Laura Morgan of All About Soap felt that Doctor Browning is "dodgy" and that he is a "fairly obvious suspect" in the investigation for Lynsey's murder. She added that Doctor Browning "might not be a murderer, but you can't deny there's something not right about the preying practitioner". Morgan explained that Doctor Browning has a hold over Mercedes due to him having proof that Mercedes was in the village when Lynsey was killed although she thought that Doctor Browning "could he be trying to cover his own tracks by shifting the blame onto someone else". Morgan went on to say that after Doctor Browning sees through Mercedes scheme to solve the problem, "the devilish doc advised Mercedes she was better to keep him on side [...] we’re going to see a lot more of Dr Browning in the next few weeks. There’s going to be some interesting clues about his past, but will any of these lead us to be convinced he’s a cold-blooded killer?" Morgan's All About Soap colleague Carena Crowford felt that was "something suspect" about Doctor Browning. She said Silas was left alone with "the dodgy doc, and the next thing they knew the old man had knocked Browning out, stolen his shoes and run away. Come on, are we really expected to believe Silas could take out young, strong Dr B alone? Or is this evidence they’re working together...?" After it was revealed Doctor Browning killed Lynsey, Morgan said she "had the dastardly doc's card marked from day one, but have to admit that tonight's big reveal has left us a bit cold". She said that the murder was "a crime of passion, but there’s no way Mercy is worth killing for. [...] Disappointingly, it also transpired that Dr Browning has zilch to do with Silas's epic return. It was a mere coincidence that the medical man was caught up in the serial killer’s escape from hospital. We think it could have made a brilliant twist if Silas had been schooling Dr B, and getting him to carry on his work while he was behind bars".

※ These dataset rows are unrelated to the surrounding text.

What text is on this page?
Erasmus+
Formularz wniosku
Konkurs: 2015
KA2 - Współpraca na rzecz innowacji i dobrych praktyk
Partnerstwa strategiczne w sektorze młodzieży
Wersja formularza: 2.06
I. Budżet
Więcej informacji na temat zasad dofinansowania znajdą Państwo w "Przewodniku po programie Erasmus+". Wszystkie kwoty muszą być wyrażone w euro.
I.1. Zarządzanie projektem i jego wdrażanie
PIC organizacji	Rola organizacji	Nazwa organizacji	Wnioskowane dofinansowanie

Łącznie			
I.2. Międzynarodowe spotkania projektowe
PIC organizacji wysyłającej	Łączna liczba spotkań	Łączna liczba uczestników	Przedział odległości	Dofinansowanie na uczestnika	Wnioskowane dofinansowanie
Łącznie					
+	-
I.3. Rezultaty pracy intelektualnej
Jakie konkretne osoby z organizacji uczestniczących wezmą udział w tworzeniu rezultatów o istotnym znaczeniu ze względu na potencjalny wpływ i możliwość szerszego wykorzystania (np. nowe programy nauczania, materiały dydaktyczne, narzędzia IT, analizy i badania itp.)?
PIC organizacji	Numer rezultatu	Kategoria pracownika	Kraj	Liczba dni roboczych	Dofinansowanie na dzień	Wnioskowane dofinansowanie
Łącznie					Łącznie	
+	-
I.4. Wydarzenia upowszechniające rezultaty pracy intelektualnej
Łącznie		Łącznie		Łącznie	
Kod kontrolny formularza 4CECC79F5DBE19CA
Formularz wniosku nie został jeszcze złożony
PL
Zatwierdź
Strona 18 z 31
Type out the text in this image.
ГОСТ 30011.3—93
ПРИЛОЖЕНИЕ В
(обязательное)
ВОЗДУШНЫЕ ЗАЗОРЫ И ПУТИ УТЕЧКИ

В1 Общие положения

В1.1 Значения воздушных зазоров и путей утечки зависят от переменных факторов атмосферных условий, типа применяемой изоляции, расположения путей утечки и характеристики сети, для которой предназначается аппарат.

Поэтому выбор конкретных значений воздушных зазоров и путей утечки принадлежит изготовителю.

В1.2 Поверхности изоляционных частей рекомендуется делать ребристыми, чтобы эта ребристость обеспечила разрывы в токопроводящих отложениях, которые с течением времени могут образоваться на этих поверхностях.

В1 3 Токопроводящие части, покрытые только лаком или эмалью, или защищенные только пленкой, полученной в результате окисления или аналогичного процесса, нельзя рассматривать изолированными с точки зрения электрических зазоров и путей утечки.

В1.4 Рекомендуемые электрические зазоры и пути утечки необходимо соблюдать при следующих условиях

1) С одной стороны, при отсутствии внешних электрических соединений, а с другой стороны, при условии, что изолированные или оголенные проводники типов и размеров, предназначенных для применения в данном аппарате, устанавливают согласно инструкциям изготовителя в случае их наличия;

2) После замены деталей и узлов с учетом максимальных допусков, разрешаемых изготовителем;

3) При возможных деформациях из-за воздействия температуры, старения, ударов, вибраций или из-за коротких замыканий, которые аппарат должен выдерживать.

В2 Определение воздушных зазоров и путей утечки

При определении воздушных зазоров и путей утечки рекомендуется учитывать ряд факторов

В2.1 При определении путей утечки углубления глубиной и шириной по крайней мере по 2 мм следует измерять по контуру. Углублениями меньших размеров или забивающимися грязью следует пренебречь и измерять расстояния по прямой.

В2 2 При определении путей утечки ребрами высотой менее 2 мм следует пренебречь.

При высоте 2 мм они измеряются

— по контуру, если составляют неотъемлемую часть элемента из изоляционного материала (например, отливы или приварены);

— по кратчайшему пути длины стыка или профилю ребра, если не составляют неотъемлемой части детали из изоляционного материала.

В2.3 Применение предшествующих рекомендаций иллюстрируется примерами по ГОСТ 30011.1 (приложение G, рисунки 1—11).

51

Inside Soap journalist Sarah commented Lynsey's killer is revealed to be "none other than dodgy Dr Browning! Who saw that one coming?" She went on to add that her colleague had guessed the "menacing medic" to be responsible for the "despicable act" but because Doctor Browning was not one of the original suspects listed she had overlooked him as a suspect. Anthony D. Langford from AfterElton praised Browning's relationship with Mercedes, saying he is "loving the dysfunctional affair between Mercedes and the bad Dr. Browning. Their scenes are hot and they are so suited for each other. The games they play with each other are a hoot. I pray he's not Lynsey's killer". Upon the reveal of Doctor Browning as Lynsey's killer, Langford said he had predicted Doctor Browning as the killer but that he "hated that it turned out I was right". He went on to comment that it had previously "mattered little" to him that Doctor Browning could be responsible for the murder "but over the past several weeks, much has changed. The more I got to see the good doctor and his blistering chemistry with Mercedes, the more I liked him. Yes, the doctor is a bit twisted and a bad boy, but he was perfect for a twisted girl like Mercedes. I loved their scenes — they were hot, hot, hot. I really thought they made a delicious and fun couple. But now it’s all ruined with Browning being a killer".